Goo.gl by mattiamaestrini & Bitly by bitly
These two are the top of my list because everyone, especially teachers, need to start using URL shorteners right this instant. Have you ever had a print out in front of you with a 300 character link you were instructed to follow? Or maybe you’re tweeting an article or funny post and the link is long and ugly. Bitly and Goo.gl both provide the same function of truncating your long URL into something sleek and perfect for sharing. The extensions also come with Twitter and Facebook functionalities, allowing you to share the link from the extension’s drop down menu itself
Google Dictionary by Google
Instead of typing an unfamiliar word into Google Chrome’s search bar and waiting for its definition to come up, the Google Dictionary extension allows you to simply double click a word on the page you found it on and its definition and pronunciation will immediately pop up for your convenience!
Hey Girl by Katherine Champagne
Just in time for Valentine’s Day! This extension replaces every single photo you find on your browser with high definition photos of Ryan Gosling, whether it be on your Facebook newsfeed or in a serious New York Times article on Mexican drug cartels. Photos of America’s sweetheart eating lunch, kissing that girl from The Notebook, winking seductively through your browser screen at you… Sorry, what was I saying?
Shareaholic by Shareaholic
When installed, Shareaholic is a small dropdown list in the corner of your browser that contains a link shortener and all your favorite websites; with one click, you can share whatever it is you’re looking at—an article, a funny photo, a video, you name it—on any of your social networks! Shareaholic also comes with a bookmarking tool to keep all your favorite pages in place.
Feedly by Feedly
Back when I was first getting started on the Internet, RSS feeds were one of the most reliable ways to keep up with all of your favorite blogs in one place. One could simply add a simple code from different blogs and news sources and then all posts, updates, and new content would appear compiled in a single dashboard for you. Instead of checking The New York Times, John Green’s Blog, and Style Bubble separately, Feedly lets you see updates from any and all sources in one localized place. Feedly is made even better by its ability to follow Tumblr blogs, YouTube channels, forums, news sites and even more.
Panic Button by Thomas Greiner
It’s a unifying characteristic of our generation: there is almost nothing that gets our hearts racing like when someone comes up behind you and starts looking at your screen.
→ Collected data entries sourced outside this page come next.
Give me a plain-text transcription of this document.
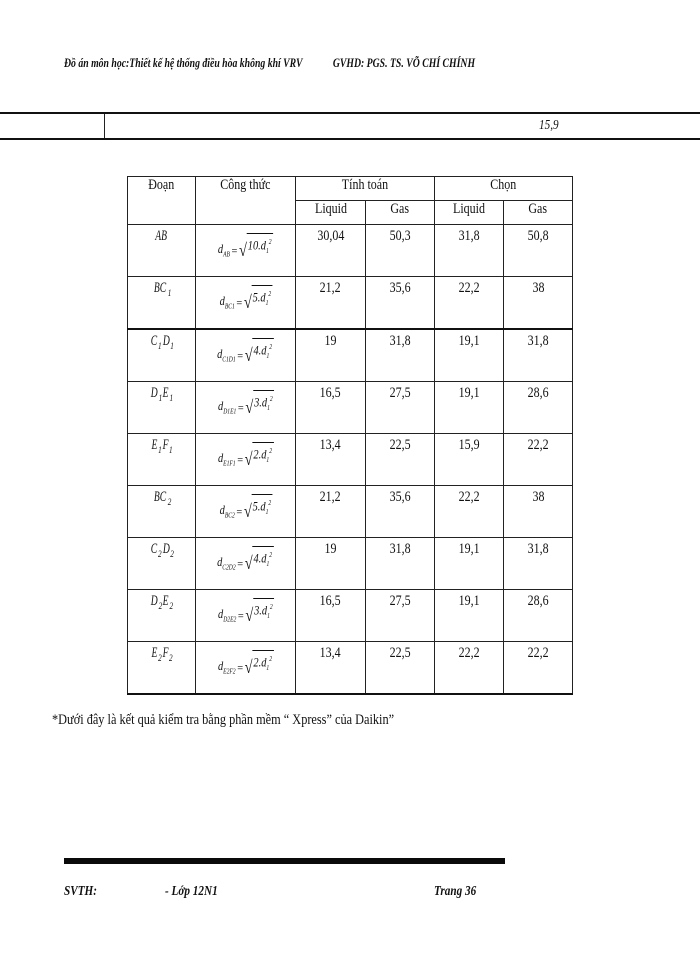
Đồ án môn học:Thiết kế hệ thống điều hòa không khí VRV GVHD: PGS. TS. VÕ CHÍ CHÍNH
15,9
Đoạn	Công thức	Tính toán		Chọn	
		Liquid	Gas	Liquid	Gas
AB	$d_{AB}$ = √ $10.d_1^2$	30,04	50,3	31,8	50,8
BC $_1$	$d_{BC1}$ = √ $5.d_1^2$	21,2	35,6	22,2	38
$C_1D_1$	$d_{C1D1}$ = √ $4.d_1^2$	19	31,8	19,1	31,8
$D_1E_1$	$d_{D1E1}$ = √ $3.d_1^2$	16,5	27,5	19,1	28,6
$E_1F_1$	$d_{E1F1}$ = √ $2.d_1^2$	13,4	22,5	15,9	22,2
BC $_2$	$d_{BC2}$ = √ $5.d_1^2$	21,2	35,6	22,2	38
$C_2D_2$	$d_{C2D2}$ = √ $4.d_1^2$	19	31,8	19,1	31,8
$D_2E_2$	$d_{D2E2}$ = √ $3.d_1^2$	16,5	27,5	19,1	28,6
$E_2F_2$	$d_{E2F2}$ = √ $2.d_1^2$	13,4	22,5	22,2	22,2
*Dưới đây là kết quả kiểm tra bằng phần mềm “ Xpress” của Daikin”
SVTH:	- Lớp 12N1	Trang 36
Honestly, I could be researching Harriet Tubman and still feel paranoid and embarrassed about someone peering over my shoulder at my browser. Panic Button provides a quick and easy solution by placing a small red button at the corner of your address bar. One click and all your tabs disappear and the button turns green. After you feel comfortable browsing again, one more click will restore your tabs just as they were.
Ponify by Ben
Honestly, Ponify only has two functions. Firstly, it will replace words that make you uncomfortable, like expletives or references to sex, into words that you can deal with—from “damn” to “darn.” Secondly, Ponify will turn any webpage into an absolutely hilarious or horrifying read when you need a pick-me-up. Try replacing “sex” to “kids” and going through some Yahoo! Answers pages.
Be warned that Ponify initially comes with a list of “ponyisms,” namely words that include horse puns. If left uncustomized, Ponify will turn “America” into “amareica.” This is easily rectified.
Dictionary of Numbers by gchiacchieri
Try imagining how much money I mean when I say, “they called for a $21 billion budget cut.” It’s pretty hard to imagine what a single billion of something even looks like—let alone 21 of them. Dictionary of Numbers happily informs me that $21 billion [≈net worth of Larry Page, cofounder of Google].
Dictionary of Numbers describes itself as “putting numbers in human terms.” It adds a point of reference after any number you come across, lending some perspective to astronomical terms such as the percentage of US debt held by the public, $5 trillion [≈ net worth of all billionaires in 2011].